Jurnalisme modern di Indonesia mendapat pengaruh besar dari Eropa dan khususnya Belanda. Jurnalisme Muhammadiyah awal juga tak luput dari pengaruh ini, setidaknya dari segi istilah kewartawanan (mengingat dari segi isi ataupun penampilan sudah pasti berbeda dibandingkan dengan media cetak yang dikeola orang Belanda tulen maupun Indo-Eropa). Beberapa istilah jurnalistik yang kerap muncul di tengah warga Muhammadiyah, khususnya yang berkaitan dengan jurnalisme, ialah redacteuren (para redaksi), advertentie (advertensi), reclame (iklan), cor[r]espondentie (korespondensi), notulen (notula/catatan tentang jalannya rapat) dan verslaggever (reporter).

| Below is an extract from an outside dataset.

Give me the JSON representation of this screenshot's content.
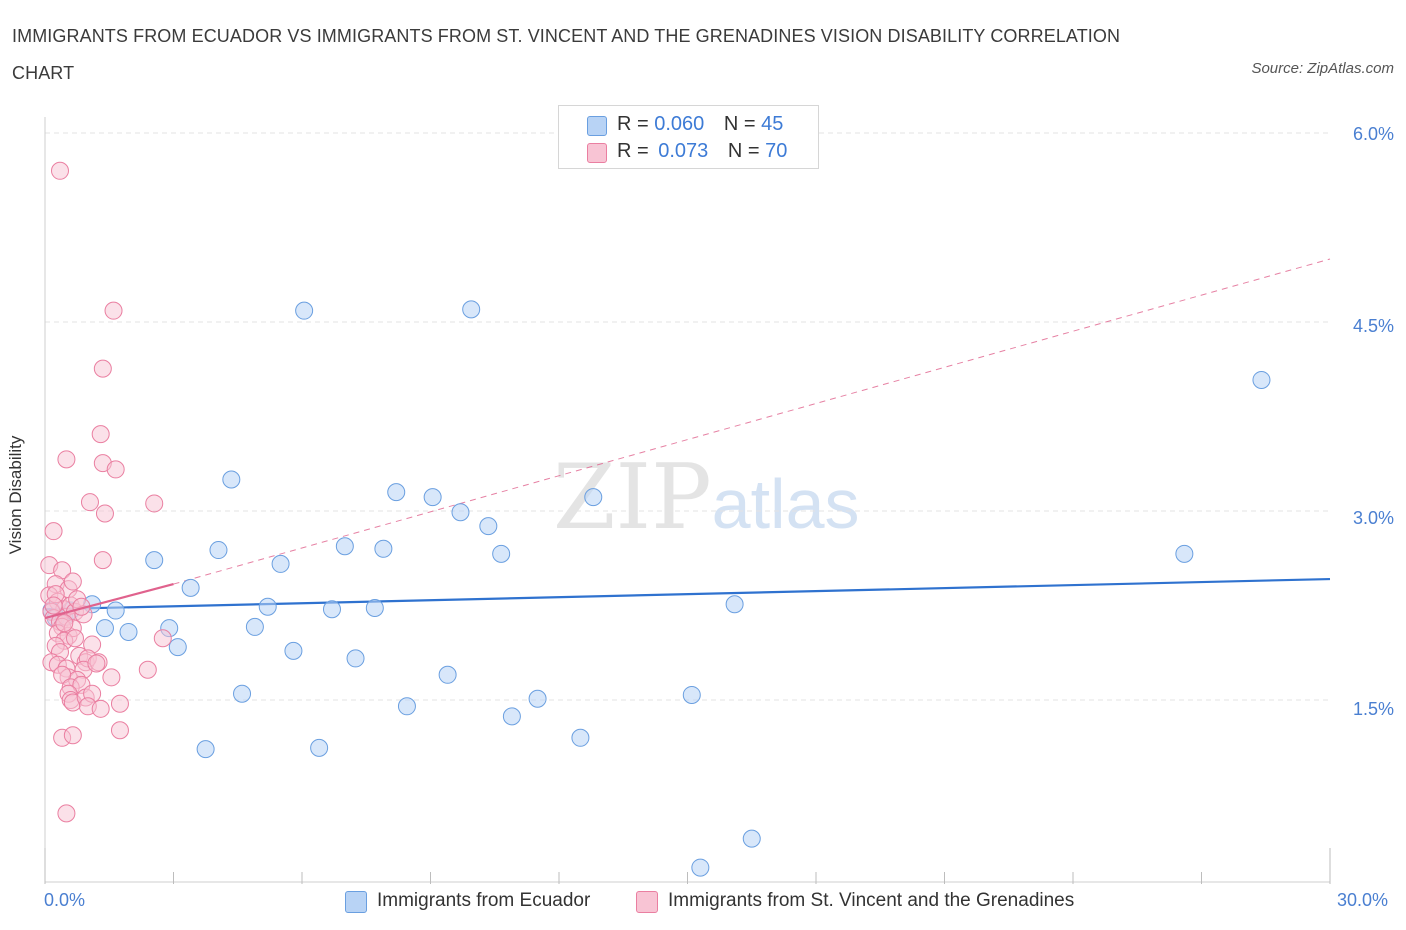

Pemakaian sejumlah istilah yang diambil dari bahasa Belanda tak sekedar hanya meminjam kata saja, melainkan juga ilmu tentang pengelolaan administrasi secara modern yang memang diinisiasi oleh Belanda. Di sisi lain, hal ini juga menunjukkan bahwa hingga taraf tertentu di antara warga Muhammadiyah yang berpendidikan ada yang memahami bahasa Belanda, setidaknya untuk keperluan praktis dan keilmuan. Namun, untuk pembicaraan sehari-hari warga Muhammadiyah di era 1920an tidak memakai bahasa Belanda sebagai bahasa pengantar. Yang dipakai adalah bahasa Melayu, yang kemudian dikenal sebagai bahasa Indonesia.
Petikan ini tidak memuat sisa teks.